La Chapelle Saint Charles de la Croix Saint Simon, dans le quartier de Charonne, XXe arrondissement de Paris, est l'un des derniers vestiges de l'ancien Hôpital de la Croix Saint Simon originel inauguré en 1920. Le sanctuaire est édifié entre 1914 et 1919, sous la houlette des architectes Charles Nicod (1878-1967) et Georges Lambert. Consacré en 1921, il est placé sous le patronage de saint Charles Borromée (1538-1584). À l'origine dans l'enceinte de l'hôpital de la Croix Saint Simon, la Chapelle Saint Charles de la Croix Saint Simon se trouve désormais en bordure du groupe hospitalier Diaconesses-Croix Saint-Simon. Elle dépend de la paroisse Saint Germain de Charonne, à l'instar de l'église Saint-Germain-de-Charonne et de l'église Saint-Cyrille Saint-Méthode.

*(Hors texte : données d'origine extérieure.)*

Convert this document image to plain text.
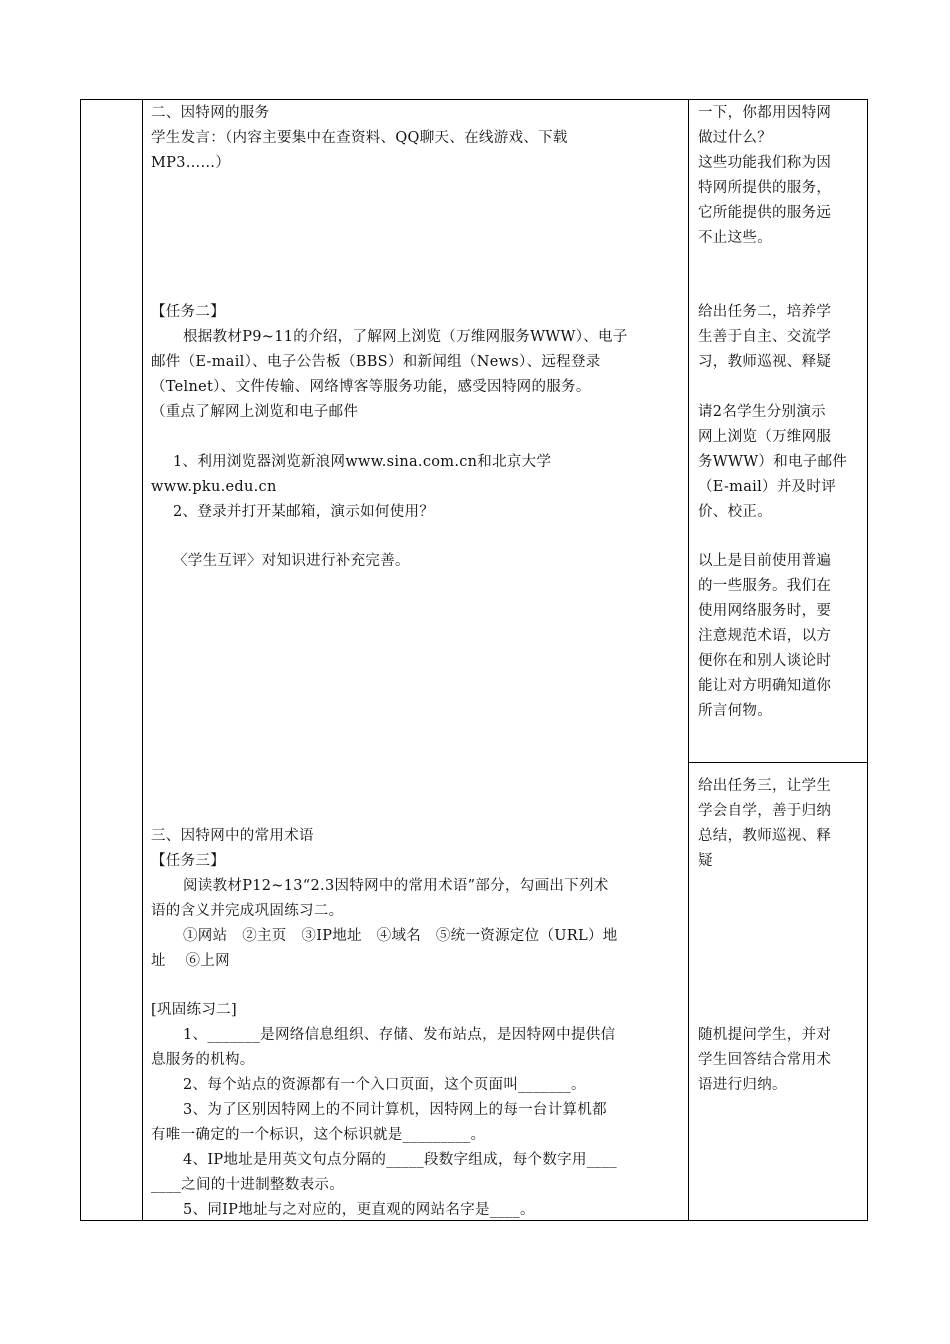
二、因特网的服务
学生发言：（内容主要集中在查资料、QQ聊天、在线游戏、下载
MP3……）
【任务二】
根据教材P9~11的介绍，了解网上浏览（万维网服务WWW）、电子
邮件（E-mail）、电子公告板（BBS）和新闻组（News）、远程登录
（Telnet）、文件传输、网络博客等服务功能，感受因特网的服务。
（重点了解网上浏览和电子邮件
1、利用浏览器浏览新浪网www.sina.com.cn和北京大学
www.pku.edu.cn
2、登录并打开某邮箱，演示如何使用？
〈学生互评〉对知识进行补充完善。
三、因特网中的常用术语
【任务三】
阅读教材P12~13“2.3因特网中的常用术语”部分，勾画出下列术
语的含义并完成巩固练习二。
①网站　②主页　③IP地址　④域名　⑤统一资源定位（URL）地
址　 ⑥上网
[巩固练习二]
1、_______是网络信息组织、存储、发布站点，是因特网中提供信
息服务的机构。
2、每个站点的资源都有一个入口页面，这个页面叫_______。
3、为了区别因特网上的不同计算机，因特网上的每一台计算机都
有唯一确定的一个标识，这个标识就是_________。
4、IP地址是用英文句点分隔的_____段数字组成，每个数字用____
____之间的十进制整数表示。
5、同IP地址与之对应的，更直观的网站名字是____。
一下，你都用因特网
做过什么？
这些功能我们称为因
特网所提供的服务，
它所能提供的服务远
不止这些。
给出任务二，培养学
生善于自主、交流学
习，教师巡视、释疑
请2名学生分别演示
网上浏览（万维网服
务WWW）和电子邮件
（E-mail）并及时评
价、校正。
以上是目前使用普遍
的一些服务。我们在
使用网络服务时，要
注意规范术语，以方
便你在和别人谈论时
能让对方明确知道你
所言何物。
给出任务三，让学生
学会自学，善于归纳
总结，教师巡视、释
疑
随机提问学生，并对
学生回答结合常用术
语进行归纳。
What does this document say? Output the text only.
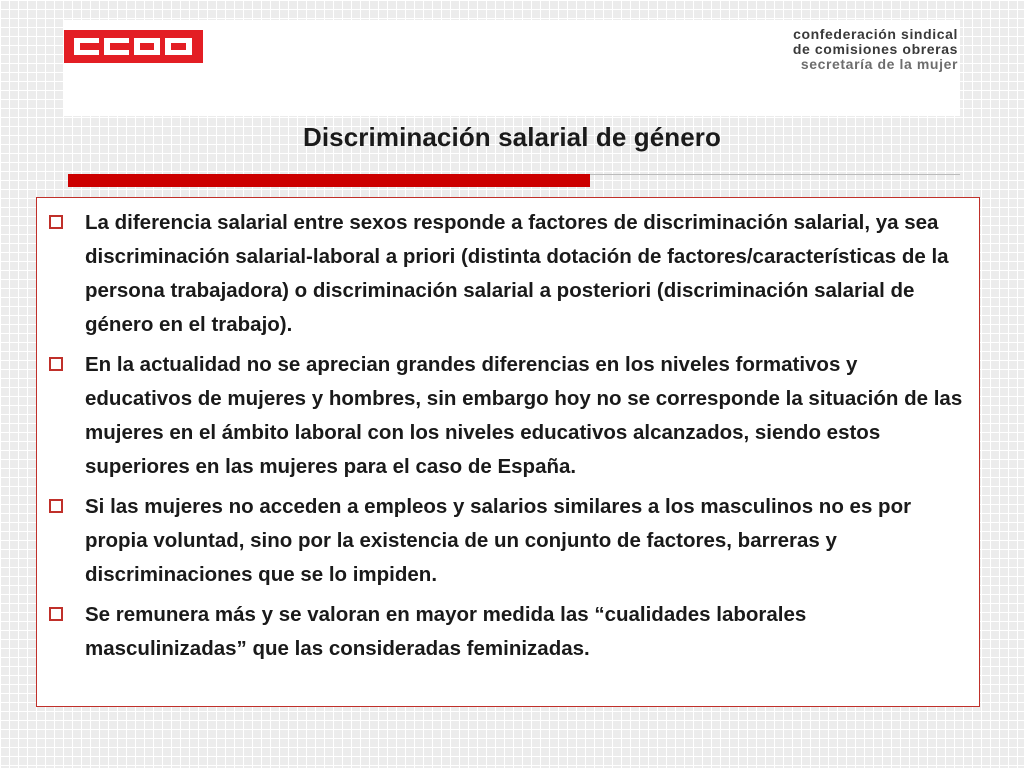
confederación sindical
de comisiones obreras
secretaría de la mujer
Discriminación salarial de género
La diferencia salarial entre sexos responde a factores de discriminación salarial, ya sea discriminación salarial-laboral a priori (distinta dotación de factores/características de la persona trabajadora) o discriminación salarial a posteriori (discriminación salarial de género en el trabajo).
En la actualidad no se aprecian grandes diferencias en los niveles formativos y educativos de mujeres y hombres, sin embargo hoy no se corresponde la situación de las mujeres en el ámbito laboral con los niveles educativos alcanzados, siendo estos superiores en las mujeres para el caso de España.
Si las mujeres no acceden a empleos y salarios similares a los masculinos no es por propia voluntad, sino por la existencia de un conjunto de factores, barreras y discriminaciones que se lo impiden.
Se remunera más y se valoran en mayor medida las “cualidades laborales masculinizadas” que las consideradas feminizadas.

Marie de Miribel (1872-1959), infirmière, résistante durant la Seconde Guerre Mondiale, femme politique, conseillère de Paris, est la fondatrice de l'Oeuvre de la Croix Saint Simon. Au début des années 1900, la jeune fille de bonne famille engagée dans des causes sociales, s'investit au sein d'une mission diocésaine à Charonne. Frappée par la misère du quartier, où tuberculose et syphilis font des ravages, Marie de Miribel fonde, dès 1907, la Maison de l'Union, un dispensaire. La structure originelle à vocation sociale et sanitaire s'avère rapidement insuffisante. Les fonds réunis auprès de donateurs permettent d'envisager la construction de l'hôpital de la Croix Saint Simon. Le chantier débute en 1912.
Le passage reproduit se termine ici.